Thomas Monson, an attorney for the property owner, said Starr Children Trust will now clean up the site in order to develop it into a multi-use, high-rise building.
The Centre City Development Corp., the city government agency in charge of downtown redevelopment, has been negotiating with with Shapell Housing Inc. and Goldrich Kest & Associates to build a high-rise project that would bring shops, offices and apartments to the site.
Monson said it should take several months to clean up unsafe deposits of nickel, copper and other chemicals that had been stored on the property.
The cost of the cleanup could be as high as $400,000, and it will probably take another court decision to decide which insurance company will pay for the waste disposal, Monson said.
Officials from CCDC could not estimate how long it would take for work to begin on the high-rise.
“It could take a long time,” said a CCDC spokeswoman.
Problems at the site arose in August, when the San Diego County district attorney’s office filed felony charges of dumping hazardous wastes against Super Plating. Authorities began investigating the firm after a former employee told the county Health Department of the dumping.

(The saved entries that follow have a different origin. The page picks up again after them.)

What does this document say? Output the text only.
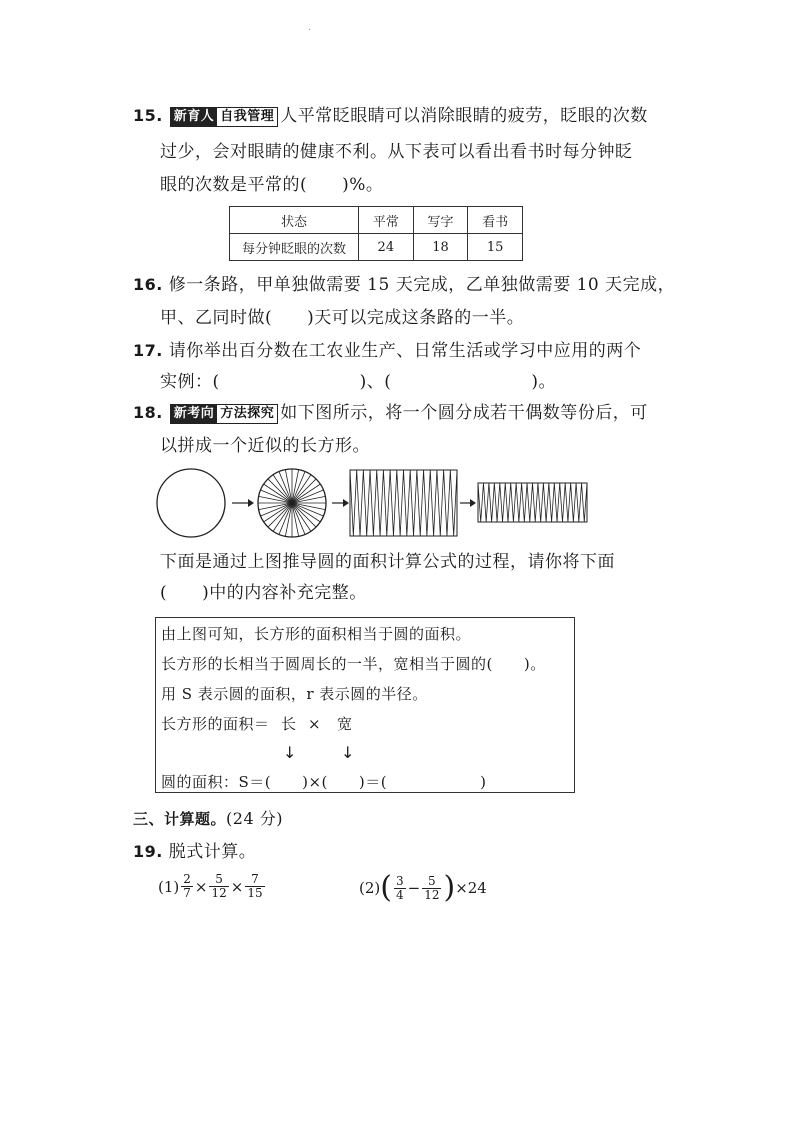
．
15. 新育人 自我管理 人平常眨眼睛可以消除眼睛的疲劳，眨眼的次数
过少，会对眼睛的健康不利。从下表可以看出看书时每分钟眨
眼的次数是平常的(　　)%。
状态	平常	写字	看书
每分钟眨眼的次数	24	18	15
16. 修一条路，甲单独做需要 15 天完成，乙单独做需要 10 天完成，
甲、乙同时做(　　)天可以完成这条路的一半。
17. 请你举出百分数在工农业生产、日常生活或学习中应用的两个
实例：(　　　　　　　　)、(　　　　　　　　)。
18. 新考向 方法探究 如下图所示，将一个圆分成若干偶数等份后，可
以拼成一个近似的长方形。
下面是通过上图推导圆的面积计算公式的过程，请你将下面
(　　)中的内容补充完整。
由上图可知，长方形的面积相当于圆的面积。
长方形的长相当于圆周长的一半，宽相当于圆的(　　)。
用 S 表示圆的面积，r 表示圆的半径。
长方形的面积＝ 长 × 宽
↓	↓
圆的面积：S＝(　　)×(　　)＝(　　　　　　)
三、计算题。(24 分)
19. 脱式计算。
$(1) \frac{2}{7} \times \frac{5}{12} \times \frac{7}{15}$	(2) ( $\frac{3}{4} - \frac{5}{12}$ ) ×24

Last month, Super Plating general manager Sandra Lazovich was fined $10,000 and sentenced to 60 days in a work furlough center after pleading guilty in Municipal Court to one felony count of disposing acid and sludge in a trash bin.
Thomas Nerat, the firm’s chief financial officer, was fined $5,000 and sentenced to 45 days on a work furlough after pleading guilty to a misdemeanor charge.
John Reaves, attorney for Super Plating, said Tuesday that the firm has no money to pay for the cleanup.